Emergency Declaration

Source: Showbox Corp

‘Emergency Declaration’

South Korea’s film industry is bracing for a box office downturn as another Covid-19 surge has the government set to tighten social distancing rules back up from Saturday, December 18.

Cinema screenings will have to end before 22.00 and local theatres have already rearranged this coming weekend’s timetables and are making refunds for cancelled reservations.

Spider-Man: No Way Home, which Sony Pictures opened Wednesday to 635,000 admissions, set a record for biggest opening day since the pandemic began. But the superhero film is expected to be hit by the effects of the new surge and renewed restrictions.

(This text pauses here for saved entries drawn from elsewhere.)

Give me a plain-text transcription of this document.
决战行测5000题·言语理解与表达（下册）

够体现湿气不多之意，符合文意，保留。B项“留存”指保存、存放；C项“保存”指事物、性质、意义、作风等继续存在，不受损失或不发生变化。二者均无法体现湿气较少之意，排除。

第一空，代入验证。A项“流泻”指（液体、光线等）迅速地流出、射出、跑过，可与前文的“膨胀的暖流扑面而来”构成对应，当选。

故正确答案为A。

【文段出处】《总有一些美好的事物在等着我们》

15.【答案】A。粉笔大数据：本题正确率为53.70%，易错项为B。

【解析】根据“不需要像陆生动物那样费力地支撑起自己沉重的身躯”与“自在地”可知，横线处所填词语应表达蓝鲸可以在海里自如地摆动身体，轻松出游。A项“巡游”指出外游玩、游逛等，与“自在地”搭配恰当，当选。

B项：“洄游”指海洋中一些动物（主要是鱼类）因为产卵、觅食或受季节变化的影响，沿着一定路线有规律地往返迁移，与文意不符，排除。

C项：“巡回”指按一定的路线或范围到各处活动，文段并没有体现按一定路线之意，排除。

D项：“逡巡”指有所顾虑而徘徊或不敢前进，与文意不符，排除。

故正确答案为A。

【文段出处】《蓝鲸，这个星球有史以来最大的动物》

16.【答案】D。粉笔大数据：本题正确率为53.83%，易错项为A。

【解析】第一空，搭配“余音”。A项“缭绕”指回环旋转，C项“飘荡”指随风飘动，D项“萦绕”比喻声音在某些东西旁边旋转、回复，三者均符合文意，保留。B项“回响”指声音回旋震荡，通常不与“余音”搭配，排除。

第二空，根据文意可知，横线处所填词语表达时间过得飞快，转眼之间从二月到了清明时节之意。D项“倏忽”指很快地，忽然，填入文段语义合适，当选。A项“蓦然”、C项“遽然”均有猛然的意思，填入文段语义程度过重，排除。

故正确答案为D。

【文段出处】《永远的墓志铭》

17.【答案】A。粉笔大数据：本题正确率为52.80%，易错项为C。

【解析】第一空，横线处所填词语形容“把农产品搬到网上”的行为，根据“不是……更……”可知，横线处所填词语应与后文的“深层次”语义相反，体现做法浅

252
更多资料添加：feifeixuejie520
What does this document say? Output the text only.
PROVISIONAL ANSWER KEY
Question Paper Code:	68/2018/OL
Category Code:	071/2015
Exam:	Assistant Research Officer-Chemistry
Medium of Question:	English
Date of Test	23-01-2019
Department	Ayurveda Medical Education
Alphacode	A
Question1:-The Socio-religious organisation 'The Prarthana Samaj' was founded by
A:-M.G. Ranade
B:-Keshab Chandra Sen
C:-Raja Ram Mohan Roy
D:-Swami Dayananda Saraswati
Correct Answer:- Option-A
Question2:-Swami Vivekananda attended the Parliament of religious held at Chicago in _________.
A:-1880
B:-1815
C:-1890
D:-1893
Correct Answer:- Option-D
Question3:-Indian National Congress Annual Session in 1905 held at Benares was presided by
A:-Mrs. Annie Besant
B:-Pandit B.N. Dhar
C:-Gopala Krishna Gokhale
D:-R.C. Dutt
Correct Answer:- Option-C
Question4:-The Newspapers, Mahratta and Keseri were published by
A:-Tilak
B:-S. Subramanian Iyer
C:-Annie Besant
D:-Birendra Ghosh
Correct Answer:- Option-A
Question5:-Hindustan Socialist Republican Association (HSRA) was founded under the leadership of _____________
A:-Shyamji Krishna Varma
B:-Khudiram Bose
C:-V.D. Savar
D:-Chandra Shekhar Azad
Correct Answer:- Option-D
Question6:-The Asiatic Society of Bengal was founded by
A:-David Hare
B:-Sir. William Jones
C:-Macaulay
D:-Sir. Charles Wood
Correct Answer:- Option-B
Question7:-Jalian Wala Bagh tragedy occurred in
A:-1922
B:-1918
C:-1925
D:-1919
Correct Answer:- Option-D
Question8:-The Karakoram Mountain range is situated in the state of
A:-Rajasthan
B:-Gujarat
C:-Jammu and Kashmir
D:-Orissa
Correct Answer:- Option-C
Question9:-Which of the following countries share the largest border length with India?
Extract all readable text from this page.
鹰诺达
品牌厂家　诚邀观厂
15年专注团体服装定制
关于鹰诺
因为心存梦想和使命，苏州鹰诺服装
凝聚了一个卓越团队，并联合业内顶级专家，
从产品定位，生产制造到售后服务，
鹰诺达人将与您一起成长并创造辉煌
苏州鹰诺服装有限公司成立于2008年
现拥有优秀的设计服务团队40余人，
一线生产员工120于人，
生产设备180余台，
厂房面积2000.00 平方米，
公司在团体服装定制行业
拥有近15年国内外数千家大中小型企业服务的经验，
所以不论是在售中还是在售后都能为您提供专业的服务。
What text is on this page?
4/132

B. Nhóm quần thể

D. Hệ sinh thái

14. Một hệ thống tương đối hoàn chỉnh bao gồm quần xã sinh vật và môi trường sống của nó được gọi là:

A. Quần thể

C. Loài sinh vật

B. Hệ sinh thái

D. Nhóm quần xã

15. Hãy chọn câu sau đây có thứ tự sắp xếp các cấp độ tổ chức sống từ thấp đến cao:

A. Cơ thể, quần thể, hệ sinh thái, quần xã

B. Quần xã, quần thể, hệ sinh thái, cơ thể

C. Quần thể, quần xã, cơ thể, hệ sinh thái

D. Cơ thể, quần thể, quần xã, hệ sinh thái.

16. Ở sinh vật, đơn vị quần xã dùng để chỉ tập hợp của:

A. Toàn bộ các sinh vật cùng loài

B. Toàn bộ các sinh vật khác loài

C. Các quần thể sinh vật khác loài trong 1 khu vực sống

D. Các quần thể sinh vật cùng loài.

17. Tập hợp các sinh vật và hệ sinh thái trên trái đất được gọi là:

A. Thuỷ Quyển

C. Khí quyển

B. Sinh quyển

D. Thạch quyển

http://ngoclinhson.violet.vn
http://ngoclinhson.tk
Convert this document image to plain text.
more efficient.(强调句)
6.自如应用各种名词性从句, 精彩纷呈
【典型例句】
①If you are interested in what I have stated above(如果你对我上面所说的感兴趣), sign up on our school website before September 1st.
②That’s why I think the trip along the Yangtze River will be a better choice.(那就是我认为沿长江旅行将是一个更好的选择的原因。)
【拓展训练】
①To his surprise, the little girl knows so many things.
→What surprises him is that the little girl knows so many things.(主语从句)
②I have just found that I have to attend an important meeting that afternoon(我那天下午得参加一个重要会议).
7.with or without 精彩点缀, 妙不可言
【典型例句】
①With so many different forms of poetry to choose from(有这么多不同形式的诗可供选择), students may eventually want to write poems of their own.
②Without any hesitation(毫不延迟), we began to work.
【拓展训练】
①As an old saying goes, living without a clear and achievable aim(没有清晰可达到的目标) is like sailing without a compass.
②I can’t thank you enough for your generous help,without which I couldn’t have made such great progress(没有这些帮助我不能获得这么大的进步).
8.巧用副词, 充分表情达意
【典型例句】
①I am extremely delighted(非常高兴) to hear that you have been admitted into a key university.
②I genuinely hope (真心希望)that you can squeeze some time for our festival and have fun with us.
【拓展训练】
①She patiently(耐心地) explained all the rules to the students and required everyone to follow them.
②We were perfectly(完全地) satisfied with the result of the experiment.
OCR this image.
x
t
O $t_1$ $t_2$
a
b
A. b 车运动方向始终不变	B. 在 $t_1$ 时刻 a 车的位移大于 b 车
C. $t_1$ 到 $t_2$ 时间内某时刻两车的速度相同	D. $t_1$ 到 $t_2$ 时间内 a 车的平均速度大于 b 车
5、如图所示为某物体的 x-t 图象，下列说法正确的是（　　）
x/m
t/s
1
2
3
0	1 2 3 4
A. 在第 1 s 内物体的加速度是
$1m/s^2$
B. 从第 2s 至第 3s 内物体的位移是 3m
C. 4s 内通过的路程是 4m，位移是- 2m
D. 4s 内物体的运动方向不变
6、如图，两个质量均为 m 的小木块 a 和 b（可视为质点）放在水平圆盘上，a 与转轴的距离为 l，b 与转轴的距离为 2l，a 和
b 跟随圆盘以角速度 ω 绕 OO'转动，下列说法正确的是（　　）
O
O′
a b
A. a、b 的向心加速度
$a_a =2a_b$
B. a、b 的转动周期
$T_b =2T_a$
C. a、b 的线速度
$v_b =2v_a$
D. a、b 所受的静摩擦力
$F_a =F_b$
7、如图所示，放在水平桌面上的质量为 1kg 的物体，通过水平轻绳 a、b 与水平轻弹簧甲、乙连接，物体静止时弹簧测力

The same goes for Warner Bros. Korea’s The Matrix Resurrections and Walt Disney Company Korea‘s The King’s Man, both set to open Wednesday, December 22. 

Local flms

Big-budget local films that had set their sights on peak winter season releases are now postponing their dates. Megabox Plus M announced today it is pushing back the release of political drama Kingmaker from December 29 to the Lunar New Year’s holiday in January 2022. The three-day national holiday falls January 31-February 2, starting right after the weekend.

Showbox announced Wednesday it is postponing the January release of disaster thriller Emergency Declaration to a later, unnamed date. Boasting a raft of A-list stars such as Song Kang-ho (Parasite) and Lee Byung-hun (Squid Game), the film – about what happens on a plane and on the ground when bioterrorists unleash a deadly virus – made its world premiere out of Competition at Cannes earlier this year.

On Thursday, industry organisations including the Producers’ Guild of Korea (PGK), Directors’ Guild of Korea (DGK), Association of Korean Buyers & Distributors of Foreign Films (KBDF) and the Korea Theater Association called on the government to allow exemptions for cinemas, citing the stringent hygiene and social distancing guidelines already in place.

The local film industry, traditionally highly dependent on theatrical returns, has been badly hit in the prolonged pandemic. Last year saw the country’s number of total admissions plummet by 73.7% to 59.5 million, the lowest since Kofic started tracking data on its Korea Box-office Information System (Kobis) in 2004. To date, Kobis reports 54.7 million admissions this year.

Measures reintroduced

Less than two months after opening up “living with Covid-19” initiatives, the government is rolling them back to include business-hour curfews on cafes, restaurants and other multi-use facilities, as well as cinemas.

According to the South Korea’s central disease control headquarters, the past seven-day average for Covid-19 cases in the country is at 6,850 with 65 deaths. The total number of infections since January 2020 is at 551,551 with 4,591 deaths in a population of roughly 51 million.